Posted by **Nabil** on Saturday, May 19, 2012 at 11:00am.

1.) 2logx-3logy

2.) logx-logy+logz

3.) 1/3log5x+2/3log6x

4.) 2/3(logbase2 x - logbase2 y)

I dont understand these problems at all. Can someone please solve and explain them? Thanks

- Trigonometry -
**Jai**, Saturday, May 19, 2012 at 11:37amTo combine the two log terms, first, the terms must have the same base (the number subscript of log).

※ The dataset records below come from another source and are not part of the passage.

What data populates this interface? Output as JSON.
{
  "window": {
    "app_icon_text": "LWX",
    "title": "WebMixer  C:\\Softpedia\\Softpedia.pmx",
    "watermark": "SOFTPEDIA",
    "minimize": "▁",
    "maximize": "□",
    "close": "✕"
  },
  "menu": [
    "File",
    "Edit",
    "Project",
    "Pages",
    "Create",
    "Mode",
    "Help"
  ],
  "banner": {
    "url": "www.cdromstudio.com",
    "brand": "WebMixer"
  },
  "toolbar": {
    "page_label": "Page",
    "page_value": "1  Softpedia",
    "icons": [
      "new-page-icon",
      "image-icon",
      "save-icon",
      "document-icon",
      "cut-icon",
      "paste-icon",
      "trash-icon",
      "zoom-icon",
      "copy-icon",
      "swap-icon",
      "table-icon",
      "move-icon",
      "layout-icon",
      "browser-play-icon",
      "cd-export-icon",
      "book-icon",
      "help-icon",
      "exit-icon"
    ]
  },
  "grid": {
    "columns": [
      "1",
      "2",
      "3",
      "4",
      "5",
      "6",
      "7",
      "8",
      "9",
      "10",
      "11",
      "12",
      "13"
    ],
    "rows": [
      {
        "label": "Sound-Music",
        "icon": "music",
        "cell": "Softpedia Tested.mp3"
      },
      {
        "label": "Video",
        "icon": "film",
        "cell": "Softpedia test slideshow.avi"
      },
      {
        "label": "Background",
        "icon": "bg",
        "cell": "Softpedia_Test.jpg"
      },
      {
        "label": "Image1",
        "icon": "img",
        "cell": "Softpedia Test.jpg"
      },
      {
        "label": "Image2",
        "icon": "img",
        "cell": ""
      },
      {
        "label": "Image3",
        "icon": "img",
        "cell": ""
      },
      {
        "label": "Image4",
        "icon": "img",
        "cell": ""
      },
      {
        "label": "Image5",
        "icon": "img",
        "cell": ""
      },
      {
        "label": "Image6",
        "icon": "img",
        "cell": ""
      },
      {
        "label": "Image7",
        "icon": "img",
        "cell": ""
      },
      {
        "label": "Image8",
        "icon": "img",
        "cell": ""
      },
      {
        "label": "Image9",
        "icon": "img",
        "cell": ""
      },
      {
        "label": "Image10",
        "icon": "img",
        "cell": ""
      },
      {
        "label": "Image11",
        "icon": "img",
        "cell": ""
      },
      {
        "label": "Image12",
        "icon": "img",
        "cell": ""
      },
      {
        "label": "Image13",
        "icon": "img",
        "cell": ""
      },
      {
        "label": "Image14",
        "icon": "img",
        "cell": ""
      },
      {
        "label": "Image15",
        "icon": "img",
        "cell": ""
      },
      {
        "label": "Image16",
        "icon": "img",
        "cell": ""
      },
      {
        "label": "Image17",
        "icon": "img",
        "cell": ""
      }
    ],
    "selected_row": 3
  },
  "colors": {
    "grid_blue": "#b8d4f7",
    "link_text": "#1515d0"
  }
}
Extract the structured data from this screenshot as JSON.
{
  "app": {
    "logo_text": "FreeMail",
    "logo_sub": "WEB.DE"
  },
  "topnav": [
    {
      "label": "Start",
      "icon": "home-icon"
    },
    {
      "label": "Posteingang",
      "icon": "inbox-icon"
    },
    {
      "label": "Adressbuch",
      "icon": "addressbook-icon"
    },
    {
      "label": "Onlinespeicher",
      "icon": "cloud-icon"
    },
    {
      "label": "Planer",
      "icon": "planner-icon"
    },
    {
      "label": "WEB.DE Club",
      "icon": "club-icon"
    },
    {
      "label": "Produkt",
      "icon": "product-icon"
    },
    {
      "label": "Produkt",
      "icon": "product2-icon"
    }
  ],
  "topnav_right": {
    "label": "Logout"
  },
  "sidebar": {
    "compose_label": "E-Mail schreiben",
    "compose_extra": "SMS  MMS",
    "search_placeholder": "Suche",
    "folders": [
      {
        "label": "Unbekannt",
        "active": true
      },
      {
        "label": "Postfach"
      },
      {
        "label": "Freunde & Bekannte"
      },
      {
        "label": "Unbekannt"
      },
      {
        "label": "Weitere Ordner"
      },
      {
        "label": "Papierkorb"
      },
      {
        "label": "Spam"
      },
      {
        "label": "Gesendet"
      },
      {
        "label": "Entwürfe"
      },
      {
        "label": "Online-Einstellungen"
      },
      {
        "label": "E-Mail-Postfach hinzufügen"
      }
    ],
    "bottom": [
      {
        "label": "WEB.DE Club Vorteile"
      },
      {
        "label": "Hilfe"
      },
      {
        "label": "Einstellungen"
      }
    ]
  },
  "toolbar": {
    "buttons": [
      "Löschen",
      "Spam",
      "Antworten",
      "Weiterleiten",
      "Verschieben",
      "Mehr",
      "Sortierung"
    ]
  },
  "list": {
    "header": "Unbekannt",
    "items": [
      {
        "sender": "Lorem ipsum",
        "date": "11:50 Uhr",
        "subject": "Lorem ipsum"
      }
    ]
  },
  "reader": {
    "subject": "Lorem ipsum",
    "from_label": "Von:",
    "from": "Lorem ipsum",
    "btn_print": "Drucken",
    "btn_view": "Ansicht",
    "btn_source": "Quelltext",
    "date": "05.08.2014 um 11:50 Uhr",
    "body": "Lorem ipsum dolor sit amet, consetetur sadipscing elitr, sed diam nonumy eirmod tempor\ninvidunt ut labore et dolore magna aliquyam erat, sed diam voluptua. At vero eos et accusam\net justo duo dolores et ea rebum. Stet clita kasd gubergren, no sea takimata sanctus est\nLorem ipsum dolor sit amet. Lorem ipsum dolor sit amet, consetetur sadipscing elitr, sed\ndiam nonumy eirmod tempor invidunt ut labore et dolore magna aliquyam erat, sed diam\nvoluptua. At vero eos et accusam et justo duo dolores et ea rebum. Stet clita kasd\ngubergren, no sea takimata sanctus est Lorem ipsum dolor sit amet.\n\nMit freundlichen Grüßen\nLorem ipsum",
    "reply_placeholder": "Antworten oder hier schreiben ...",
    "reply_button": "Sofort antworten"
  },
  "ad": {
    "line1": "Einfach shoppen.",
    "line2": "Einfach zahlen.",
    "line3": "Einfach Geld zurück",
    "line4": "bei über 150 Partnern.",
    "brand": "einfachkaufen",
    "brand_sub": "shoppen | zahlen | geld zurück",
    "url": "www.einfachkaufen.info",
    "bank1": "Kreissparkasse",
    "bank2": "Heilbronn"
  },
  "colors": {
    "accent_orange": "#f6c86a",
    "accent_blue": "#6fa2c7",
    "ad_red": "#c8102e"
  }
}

In this case, if there is no number subscript of log, the base is equal to 10. The two terms have the same base, 10.

Now, recall that to combine log terms of the same base,

*if addition: multiply the terms inside the log. for example

log 3 + log 5 = log (3*5) = log 15

*if subtraction: divide the terms inside the log. for example,

log 3 - log 5 = log (3/5)

*also, if the log is multiplied by a number (outside), we can rewrite it as exponent of the term inside the log. for example,

2log 3 = log (3^2) = log 9

#1.

applying these rules,

2log x - 3log y

we first make the number outside as an exponent to the term inside the log:

log x^2 - log y^3

since subtraction, we divide the terms inside the log:

log (x^2 / y^3)

#2.

log x - log y + log z

log (x/y) + log z

log (xz/y)

#3.

1/3log 5x + 2/3 log 6x

log (5x)^(1/3) + log (6x)^(2/3)

log [(5x)^(1/3) * (6x)^(2/3)]

**recall that to multiply terms with the same base, we add their exponents. for example,

a^(1/3) * a^(2/3) = a^(1/3 + 2/3) = a^(3/3) = a

**also, we can rewrite fraction exponents as, for instance,

2^(2/3) = cuberoot(2^2) = cuberoot (4)

going back to the problem,

log [(5x)^(1/3) * (6x)^(2/3)]

log [5^(1/3) * 6^(2/3) * x^(1/3 + 2/3)]

log [cuberoot(5*6^2) * x^(3/3)]

log [cuberoot(5*36)x]

log [cuberoot(180)x]

#4.

2/3(logbase2 x - logbase2 y)

note that the base now is 2, but that's not a problem since both terms have the same base.

2/3[ logbase2 (x/y) ]

logbase2 (x/y)^(2/3) or

logbase2 [cuberoot (x^2)/(y^2)]

hope this helps~ :)